Saving the day requires filling some big boots after assisting so many women and families throughout his career. Pienaar’s boots are almost as well known as he is.

Pienaar said his white surgical boots have run him through many births and operating procedures starting from his training days in that Cape Town hospital where the elevator ride brought him to a new life.

The hospital had a footwear budget and encouraged the doctors to order boots.

“The whole idea is if there’s any blood or amniotic fluid it all falls on the boots and not on your shoes,” the doctor said.

So, as a young trainee he took advantage of the budget and order his regular size. When the boots arrived they were “massive”, he said. Coming from overseas the boots were sized differently. The stores-clerk told him there were no others —he ordered them so he was stuck with what he got. However, he was told there was a pair that had been lightly worn by another doctor who had left them behind after a transfer out.

Pienaar found boots that fit.

“I wore them for five years during my training in South Africa. Then I brought them here and I have worn them now for 29 years with every delivery,” he said.

The boots have had a life of their own and have been the topic of operating room conversation many times. Once about 28 years ago they appeared to walk away on their own.

“I was asking around who stole my boots, who stole my boots? They were plain old white gumboots,” Pienaar said.

“Then two weeks later, the boots showed up with these painted flowers on and they just remained there. The pink flowers have remained on the boots ever since,” he said. “It was a nurse. She stole my boots. It was a maternity nurse, and I still remember her name.”

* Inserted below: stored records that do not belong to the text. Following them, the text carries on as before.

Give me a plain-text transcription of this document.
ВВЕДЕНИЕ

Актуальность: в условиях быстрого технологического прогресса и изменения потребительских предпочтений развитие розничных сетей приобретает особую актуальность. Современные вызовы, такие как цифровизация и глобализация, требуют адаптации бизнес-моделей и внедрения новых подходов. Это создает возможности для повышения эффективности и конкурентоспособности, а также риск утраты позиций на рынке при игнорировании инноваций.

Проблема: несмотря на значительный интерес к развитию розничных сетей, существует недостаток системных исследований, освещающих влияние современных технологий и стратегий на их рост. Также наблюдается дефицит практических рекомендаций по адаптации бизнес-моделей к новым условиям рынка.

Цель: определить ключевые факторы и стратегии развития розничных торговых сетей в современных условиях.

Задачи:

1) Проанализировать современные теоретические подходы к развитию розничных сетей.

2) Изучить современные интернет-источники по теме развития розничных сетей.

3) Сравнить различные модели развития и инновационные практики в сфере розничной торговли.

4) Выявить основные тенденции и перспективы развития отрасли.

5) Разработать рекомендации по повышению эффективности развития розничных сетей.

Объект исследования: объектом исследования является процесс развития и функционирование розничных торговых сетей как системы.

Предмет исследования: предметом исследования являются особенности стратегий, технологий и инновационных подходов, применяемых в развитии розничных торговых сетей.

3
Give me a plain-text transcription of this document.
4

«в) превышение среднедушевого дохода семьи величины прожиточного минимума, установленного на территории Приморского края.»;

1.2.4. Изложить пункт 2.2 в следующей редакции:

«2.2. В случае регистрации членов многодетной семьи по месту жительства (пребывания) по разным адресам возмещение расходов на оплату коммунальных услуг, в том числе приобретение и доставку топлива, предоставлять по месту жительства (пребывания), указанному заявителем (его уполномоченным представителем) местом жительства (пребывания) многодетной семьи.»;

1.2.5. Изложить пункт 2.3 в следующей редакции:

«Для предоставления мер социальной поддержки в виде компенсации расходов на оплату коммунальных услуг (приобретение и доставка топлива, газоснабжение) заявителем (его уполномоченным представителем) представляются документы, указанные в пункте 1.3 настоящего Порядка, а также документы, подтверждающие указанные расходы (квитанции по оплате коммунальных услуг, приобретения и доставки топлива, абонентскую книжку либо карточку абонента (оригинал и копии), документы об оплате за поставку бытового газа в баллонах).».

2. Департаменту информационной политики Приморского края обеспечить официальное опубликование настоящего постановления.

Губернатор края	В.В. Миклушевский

But the story continues Pienaar said, jumping forward to 1995 in Prince Rupert.

“We recruited this general surgeon, from South Africa. His name was Chris Wiggins. I never knew him. He came from a different medical school at a different place in the country.”

“Maybe two or three weeks after he was here, he looked at me and he says, ‘What are you doing with my boots on?” Pienaar asked him what he meant.

“There on the heel of the boots was his name written,” Pienaar said. Dr. Wiggins was the original owner of the boots left at the Cape Town training hospital before moving out of South Africa to start a medical position.

“He did two weeks in our training hospital, got a pair of boots, went back to his home after a two-week rotation, and left those boots. He finished his training in a different specialty, in a different hospital,” Pienaar said. “He comes to a small rural town, on the other side of the world, literally, physically on the other side of the world. And there’s somebody wearing his boots.”

“These boots are special because they have that story. For me, it’s ‘wow, what are the odds of that?’ Thank God, they already had pink flowers on them, so he didn’t want them back. I got to wear those boots for the rest of the 29 years of my career.”